To turn the tracks into a varied, vibrant album even without the presence of a band on most of them, Carrabba enlisted an old friend. “One of the things I understood is I have to go to a trusted collaborator here in order to get the most out of these songs, understanding the chosen limitations,” he explains. “That person for me is [James] Paul Wisner, a talented producer. He did my first two full-lengths and a number of EPs, and I so wanted to be back with him again. Who knows the reasons why you don’t go back to a collaborator sooner or why you do when you do? But for me, it was very obvious that he would understand the intention and how to make it the most powerful with the limitations I had invited in.”
The end result is a powerhouse of a record that finds time amidst the angst for depictions of familial love and nourishing domesticity. It closes out with the title track, with Carrabba giving pre to post-show play-by-play of a live performance, a benevolent reckoning with his art that even includes a description of Dashboard’s legendary fan sing-alongs.

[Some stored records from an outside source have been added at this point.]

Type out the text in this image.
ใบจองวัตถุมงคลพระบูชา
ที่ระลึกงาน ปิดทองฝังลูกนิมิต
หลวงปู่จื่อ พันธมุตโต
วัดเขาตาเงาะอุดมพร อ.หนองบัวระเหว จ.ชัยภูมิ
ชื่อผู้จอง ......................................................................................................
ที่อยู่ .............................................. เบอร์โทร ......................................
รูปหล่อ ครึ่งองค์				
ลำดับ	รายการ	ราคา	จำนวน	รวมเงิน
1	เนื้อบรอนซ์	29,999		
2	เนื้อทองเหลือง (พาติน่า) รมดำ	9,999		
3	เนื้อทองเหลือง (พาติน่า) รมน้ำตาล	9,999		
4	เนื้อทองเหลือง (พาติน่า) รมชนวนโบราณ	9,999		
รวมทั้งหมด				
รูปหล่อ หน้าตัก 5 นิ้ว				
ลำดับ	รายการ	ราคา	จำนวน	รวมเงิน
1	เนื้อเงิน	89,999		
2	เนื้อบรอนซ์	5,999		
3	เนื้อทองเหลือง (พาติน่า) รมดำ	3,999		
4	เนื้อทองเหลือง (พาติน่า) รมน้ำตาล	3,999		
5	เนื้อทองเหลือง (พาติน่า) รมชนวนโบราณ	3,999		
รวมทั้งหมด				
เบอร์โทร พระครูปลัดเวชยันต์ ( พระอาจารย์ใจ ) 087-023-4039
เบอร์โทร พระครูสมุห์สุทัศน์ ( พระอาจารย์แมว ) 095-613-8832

“When I came back from the hiatus that we took, I found I had a different relationship with my own music and with my own audience and with my peers and my antecedents,” Carrabba says of the track. “I could feel this special through-line. When you’re new to things, you can’t really see your place in the lineage quite as well. You go on instinct when you’re new. It’s all new to you so you are the first to ever do it. I don’t mean that from a place of arrogance. I just mean that from a truly green place of naivete. I’ve just had this unique career where appreciation looms large over it even from the get-go. And then to come back to it with even more and have it be so revelatory, it warranted a song, if not a record.”
Fan Appreciation
While the writing of the album was all about finding something Carrabba thought long gone, the motorcycle accident he suffered caused losses that might be harder to recapture. “Some physical ability, Carrabba says when asked about these losses. “Certainly some of the sense of adventure. I don’t feel like I lost my youthful vigor.”
At that, he paused a bit. “Maybe I fear that I’ve lost my youthful vigor. I became aware that I would have to choose to try to have it. That was something I liked about myself. And also, the way I look is different, that’s a hard thing to have to reckon with for anyone. That will take time.”

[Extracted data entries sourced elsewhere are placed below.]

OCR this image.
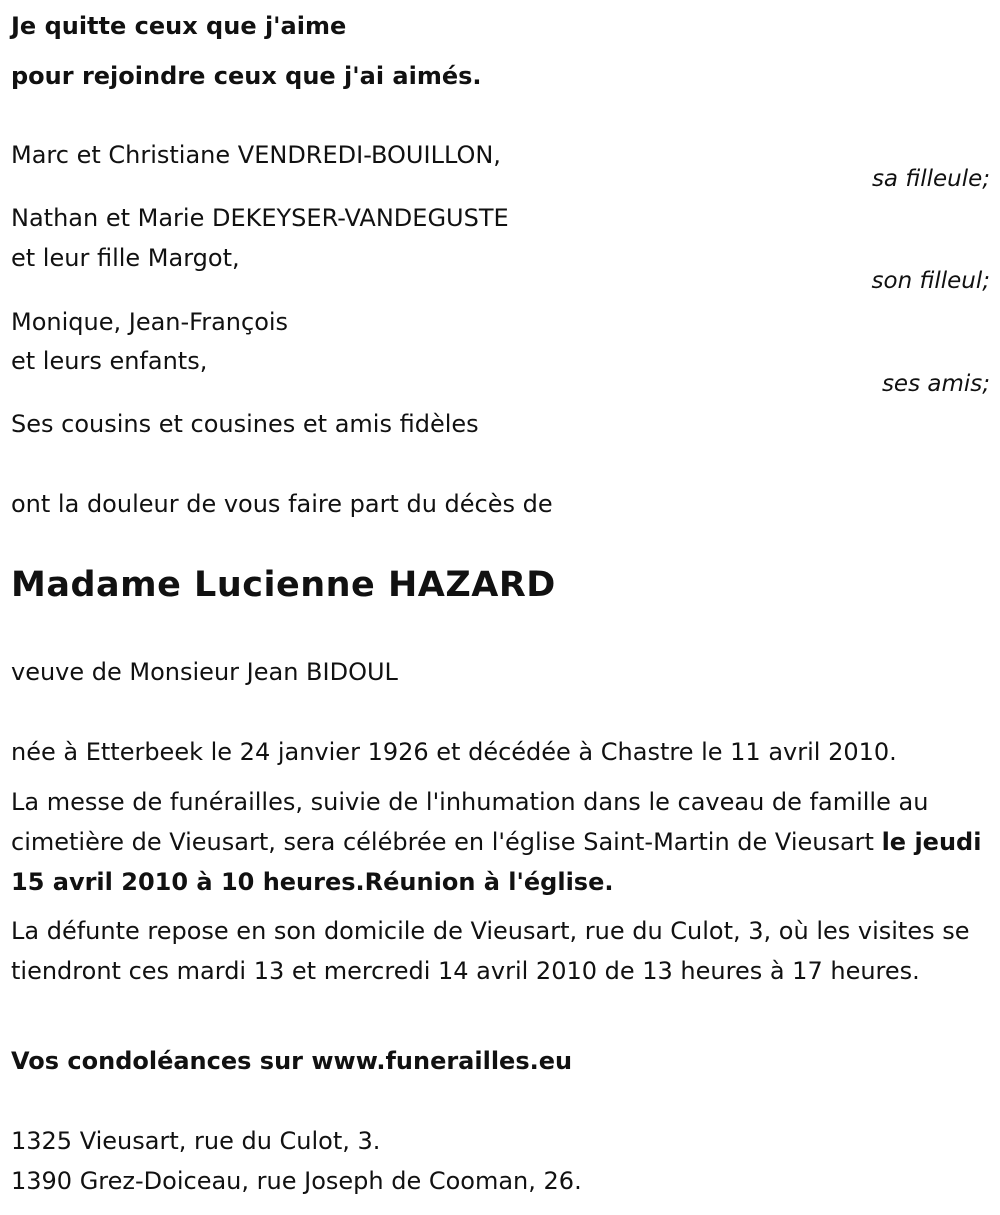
Je quitte ceux que j'aime
pour rejoindre ceux que j'ai aimés.
Marc et Christiane VENDREDI-BOUILLON,
sa filleule;
Nathan et Marie DEKEYSER-VANDEGUSTE
et leur fille Margot,
son filleul;
Monique, Jean-François
et leurs enfants,
ses amis;
Ses cousins et cousines et amis fidèles
ont la douleur de vous faire part du décès de
Madame Lucienne HAZARD
veuve de Monsieur Jean BIDOUL
née à Etterbeek le 24 janvier 1926 et décédée à Chastre le 11 avril 2010.
La messe de funérailles, suivie de l'inhumation dans le caveau de famille au cimetière de Vieusart, sera célébrée en l'église Saint-Martin de Vieusart le jeudi 15 avril 2010 à 10 heures.Réunion à l'église.
La défunte repose en son domicile de Vieusart, rue du Culot, 3, où les visites se tiendront ces mardi 13 et mercredi 14 avril 2010 de 13 heures à 17 heures.
Vos condoléances sur www.funerailles.eu
1325 Vieusart, rue du Culot, 3.
1390 Grez-Doiceau, rue Joseph de Cooman, 26.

But the good news is that he is on the mend, and enough time has passed since the accident that the thankfulness he discovered upon making the record is manifesting itself once again. “My sense of appreciation was temporarily desperate,” he admits. “And now it feels as it did before to be more of the gift that it is. That sense of appreciation, that’s really given to you. It comes from within, but is also what is put in front of your life that you have no control over whatsoever.”
He’s also aware that there have been supporters clamoring for this kind of album from him for a long while. But he knows that if he went into it as an act of fan service, it wouldn’t have worked. “I’m not really considering the listener when I’m doing the writing,” Carrabba says. “That’s been true since the earliest days. Certainly, that part was more natural in the early days because you had no listeners. I do find if I ever wonder during the process how this will be received of ‘Will this affect this person?’ or ‘Will this be what they’re looking for?’ that song is almost always trashed somehow.”
Now that the record is completed, Chris Carrabba understands if a certain group of Dashboard Confessional fans think that this return to their favored type of record is about time. “I wish it had come to me sooner,” he says with a shrug. “I think that there was a period where they wanted this more than other things. I’m hopeful that if they want something from me, it’s this.”